Karena tidak bisa memasuki Makkah, Nabi tetap menyuruh para sahabat untuk memotong hewan kurban dan mencukur rambutnya. Menurut banyak riwayat yang dikutip para pengkaji Ilmu Tasawuf, rambut-rambut yang dipotong itu berterbangan tertiup angin menuju kota Makkah. Potongan rambut itulah yang kemudian melakukan thawaf di Ka'bah. Berkaca dari peristiwa ini, menurut pengkaji Tasawuf seperti itulah mestinya ibadah itu dilakukan. Mesti dengan niat suci dan kesungguhan. Kehadiran fisik di tempat Ibadah tidak menjadi jaminan kualitas ibadah seseorang dan penerimaan Tuhan.

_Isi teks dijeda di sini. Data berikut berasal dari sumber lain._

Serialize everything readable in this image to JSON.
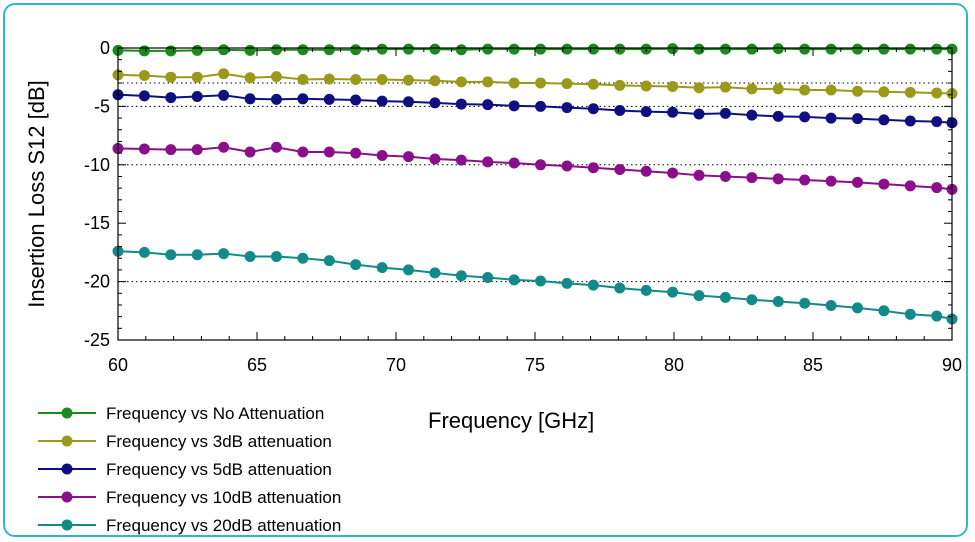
{
  "chart_data": {
    "type": "line",
    "title": "",
    "xlabel": "Frequency [GHz]",
    "ylabel": "Insertion Loss S12 [dB]",
    "xlim": [
      60,
      90
    ],
    "ylim": [
      -25,
      0
    ],
    "xticks": [
      60,
      65,
      70,
      75,
      80,
      85,
      90
    ],
    "yticks": [
      0,
      -5,
      -10,
      -15,
      -20,
      -25
    ],
    "grid": "dotted horizontal lines at -3, -5, -10, -20",
    "legend_position": "bottom-left",
    "x": [
      60,
      60.95,
      61.9,
      62.85,
      63.8,
      64.75,
      65.7,
      66.65,
      67.6,
      68.55,
      69.5,
      70.45,
      71.4,
      72.35,
      73.3,
      74.25,
      75.2,
      76.15,
      77.1,
      78.05,
      79,
      79.95,
      80.9,
      81.85,
      82.8,
      83.75,
      84.7,
      85.65,
      86.6,
      87.55,
      88.5,
      89.45,
      90
    ],
    "series": [
      {
        "name": "Frequency vs No Attenuation",
        "color": "#1a8a1a",
        "values": [
          -0.2,
          -0.25,
          -0.25,
          -0.2,
          -0.15,
          -0.2,
          -0.15,
          -0.15,
          -0.15,
          -0.15,
          -0.1,
          -0.1,
          -0.1,
          -0.15,
          -0.1,
          -0.1,
          -0.1,
          -0.1,
          -0.1,
          -0.1,
          -0.1,
          -0.05,
          -0.1,
          -0.1,
          -0.1,
          -0.05,
          -0.1,
          -0.1,
          -0.1,
          -0.1,
          -0.1,
          -0.1,
          -0.1
        ]
      },
      {
        "name": "Frequency vs 3dB attenuation",
        "color": "#9a9a1a",
        "values": [
          -2.3,
          -2.35,
          -2.5,
          -2.5,
          -2.2,
          -2.55,
          -2.45,
          -2.7,
          -2.65,
          -2.7,
          -2.7,
          -2.75,
          -2.8,
          -2.9,
          -2.9,
          -3.0,
          -3.0,
          -3.05,
          -3.1,
          -3.2,
          -3.25,
          -3.3,
          -3.4,
          -3.35,
          -3.5,
          -3.5,
          -3.6,
          -3.6,
          -3.7,
          -3.75,
          -3.8,
          -3.85,
          -3.9
        ]
      },
      {
        "name": "Frequency vs 5dB attenuation",
        "color": "#0f0f80",
        "values": [
          -4.0,
          -4.1,
          -4.25,
          -4.15,
          -4.05,
          -4.35,
          -4.4,
          -4.35,
          -4.4,
          -4.45,
          -4.55,
          -4.6,
          -4.7,
          -4.8,
          -4.85,
          -4.95,
          -5.0,
          -5.1,
          -5.2,
          -5.35,
          -5.45,
          -5.5,
          -5.65,
          -5.6,
          -5.75,
          -5.85,
          -5.9,
          -6.0,
          -6.05,
          -6.15,
          -6.25,
          -6.3,
          -6.4
        ]
      },
      {
        "name": "Frequency vs 10dB attenuation",
        "color": "#8a0f8a",
        "values": [
          -8.6,
          -8.65,
          -8.7,
          -8.7,
          -8.5,
          -8.9,
          -8.5,
          -8.9,
          -8.9,
          -9.0,
          -9.2,
          -9.3,
          -9.5,
          -9.6,
          -9.75,
          -9.85,
          -10.0,
          -10.1,
          -10.25,
          -10.4,
          -10.55,
          -10.7,
          -10.9,
          -11.0,
          -11.1,
          -11.2,
          -11.3,
          -11.4,
          -11.5,
          -11.65,
          -11.8,
          -11.95,
          -12.1
        ]
      },
      {
        "name": "Frequency vs 20dB attenuation",
        "color": "#138a8a",
        "values": [
          -17.4,
          -17.5,
          -17.7,
          -17.7,
          -17.6,
          -17.85,
          -17.85,
          -18.0,
          -18.2,
          -18.55,
          -18.8,
          -19.0,
          -19.25,
          -19.5,
          -19.65,
          -19.85,
          -19.95,
          -20.15,
          -20.3,
          -20.55,
          -20.75,
          -20.9,
          -21.2,
          -21.35,
          -21.55,
          -21.7,
          -21.85,
          -22.05,
          -22.25,
          -22.5,
          -22.8,
          -22.95,
          -23.2
        ]
      }
    ]
  }
}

Namun yang agak jarang dibicarakan dari peristiwa Hudaibiyyah ini adalah tentang sikap Nabi Muhammad dan masyarakat Arab ketika itu, termasuk diantaranya para penyembah berhala, terhadap rumah Ibadah.
Pada peristiwa ini, Nabi terlihat jelas berusaha keras menghindari peperangan di tempat Ibadah. Sementara pada sisi lain, masyarakat Arab umumnya dan Quraisy Makkah khususnya, juga sangat menjaga dan menghormati Ka'bah sebagai tempat ibadah. Mereka menjaga konvensi bahwa Ka'bah tidak boleh ada peperangan. Meski orang menyebut mereka sebagai kaum jahiliah dan kaum pagan, penyembah berhala.
Mungkin hal yang jangan dilupakan bahwa dalam sejarah Islam pun dikenal istilah Masjid Dhirar. Sebuah tempat ibadah yang dibangun atas dasar kemunafikan sebagai alat tipu daya dalam memenuhi hasrat politis. Berhadapan dengan Masjid seperti ini, dalam sejarahnya Nabi Muhammad tanpa keraguan sedikitpun menghancurkannya.Â
Karena ini adalah tempat Ibadah yang didirikan bukan untuk memenuhi kebutuhan dasar manusia untuk beribadah, namun hanya alat manipuasi. Hanya saja berkenaan dengan hal ini, tentunya kita membutuhkan ruang yang lebih luas dan lebih khusus untuk membicarakannya.